November, 25, 2015, Murray Hill--Alcatel-Lucentの研究機関、Bell Labs(ベル研)は、光ネットワークの容量限界を打破するブレイクスルー達成を発表した。
2015 IEEEフォトニクスコンファランスでBell Labsは、光ネットワーキング技術、リアルタイム空間分割多重光MIMO-SDMシステムを発表した。
Bell Labsが開発したMIMO-SDM技術の世界初のデモンストレーションは、現在のファイバ容量10~20Tbpsをペタビット(=1000Tbps)スケールに増やす潜在力がある。6個のトランスミッタ、6個のレシーバとリアルタイムDSPを用いた6×6 MIMO-SDMリアルタイム実験が、ニュージャージのベル研で、60km長のモード結合ファイバ(CCF)(3コア)を使って実施され、成功が報告された。
MIMO-SDM技術を利用してBell Labsは、現在の光ファイバに対する非線形「シャノン限界」による容量制限を克服することを狙っている。これは、現在のメトロや長距離伝送ネットワークで使用されている1本の光ファイバの最大情報転送速度に基本的な閾値を設定している。

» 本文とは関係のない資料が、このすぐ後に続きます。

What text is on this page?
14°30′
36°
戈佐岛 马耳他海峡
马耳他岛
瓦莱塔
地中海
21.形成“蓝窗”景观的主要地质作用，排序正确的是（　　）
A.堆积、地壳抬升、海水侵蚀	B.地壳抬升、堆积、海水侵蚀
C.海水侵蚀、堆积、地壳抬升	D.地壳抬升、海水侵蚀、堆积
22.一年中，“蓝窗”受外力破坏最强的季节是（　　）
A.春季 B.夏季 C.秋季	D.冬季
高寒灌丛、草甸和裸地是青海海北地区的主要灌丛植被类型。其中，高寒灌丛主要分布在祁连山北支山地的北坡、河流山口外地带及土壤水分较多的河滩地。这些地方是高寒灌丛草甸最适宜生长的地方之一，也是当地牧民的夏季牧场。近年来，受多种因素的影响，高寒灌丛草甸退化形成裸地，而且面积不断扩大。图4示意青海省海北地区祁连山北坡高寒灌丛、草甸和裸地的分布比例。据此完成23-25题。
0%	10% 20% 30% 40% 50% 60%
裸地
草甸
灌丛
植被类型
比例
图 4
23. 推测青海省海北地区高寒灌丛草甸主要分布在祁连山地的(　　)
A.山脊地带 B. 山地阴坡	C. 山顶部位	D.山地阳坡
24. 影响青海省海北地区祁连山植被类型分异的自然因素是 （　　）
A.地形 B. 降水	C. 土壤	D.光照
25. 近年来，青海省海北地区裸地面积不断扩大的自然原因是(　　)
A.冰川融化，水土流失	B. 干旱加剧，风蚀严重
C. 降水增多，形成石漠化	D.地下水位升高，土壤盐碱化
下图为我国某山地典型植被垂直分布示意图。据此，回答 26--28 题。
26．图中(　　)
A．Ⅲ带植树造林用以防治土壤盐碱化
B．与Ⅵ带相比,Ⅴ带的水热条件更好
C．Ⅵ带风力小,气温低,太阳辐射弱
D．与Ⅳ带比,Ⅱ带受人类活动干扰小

Alcatel-LucentのCTO、Bell Labsプレジデント、Marcus Weldon氏は「この実験は、将来の光伝送の開発における大きなブレイクスルーを示している。5Gワイヤレスの到来、クラウドネットワーキングの進行で、われわれは通信ネットワークにおける巨大な変化の岐路に立っている。オペレータもエンタプライズも、ネットワークが膨大なトラフィック増という挑戦を受けると見ている。Bell Labsは、こうした需要に対応するために今後の通信ネットワークを形作る連続的な革新に取り組んでいる」とコメントしている。
注目点
・Bell Labsは世界初のプロトタイプ技術、6×6リアルタイム光MIMO伝送システムを実証した。同技術は、光伝送ネットワーク容量制限を今後のトラフィック需要に対処できるようにする。
・MIMO-SDM技術を使いBell Labsは、現在導入されている光ファイバの非線形シャノン限界を克服することを目標にしている。6×6リアルタイムMIMO伝送技術実験中、6つの並列光信号パスをサポートする特殊ファイバのマルチシグナルからのクロストークを、初めてリアルタイム処理を使って除去した。このブレイクスルーにより、オフライン処理を使用する以前の実験と比較して、この技術は実現に一歩近づいた。
・MIMO-SDM技術は、現在のファイバ容量をペタビットに拡大する可能性を持っている。これは、1本の光ファイバで、米国の人口の2/3が同時にHD映画を流すのに十分な容量である。
・Alcatel-Lucentは、2010年6月にシングルキャリア100G技術の初の商用利用可能を発表した。2014年には100G/200Gシングルキャリアラインカードの初の商用提供を発表しており、伝送容量は最大24Tbpsが可能になっている。2013年には、Alcatel-Lucentは、Bell Labsと共同開発した400Gフォトニックサービスエンジン(PSE)をベースにして、FT Orangeとともに初の400Gスーパーチャネル光リンク、容量17.6Tbpsの導入を発表した。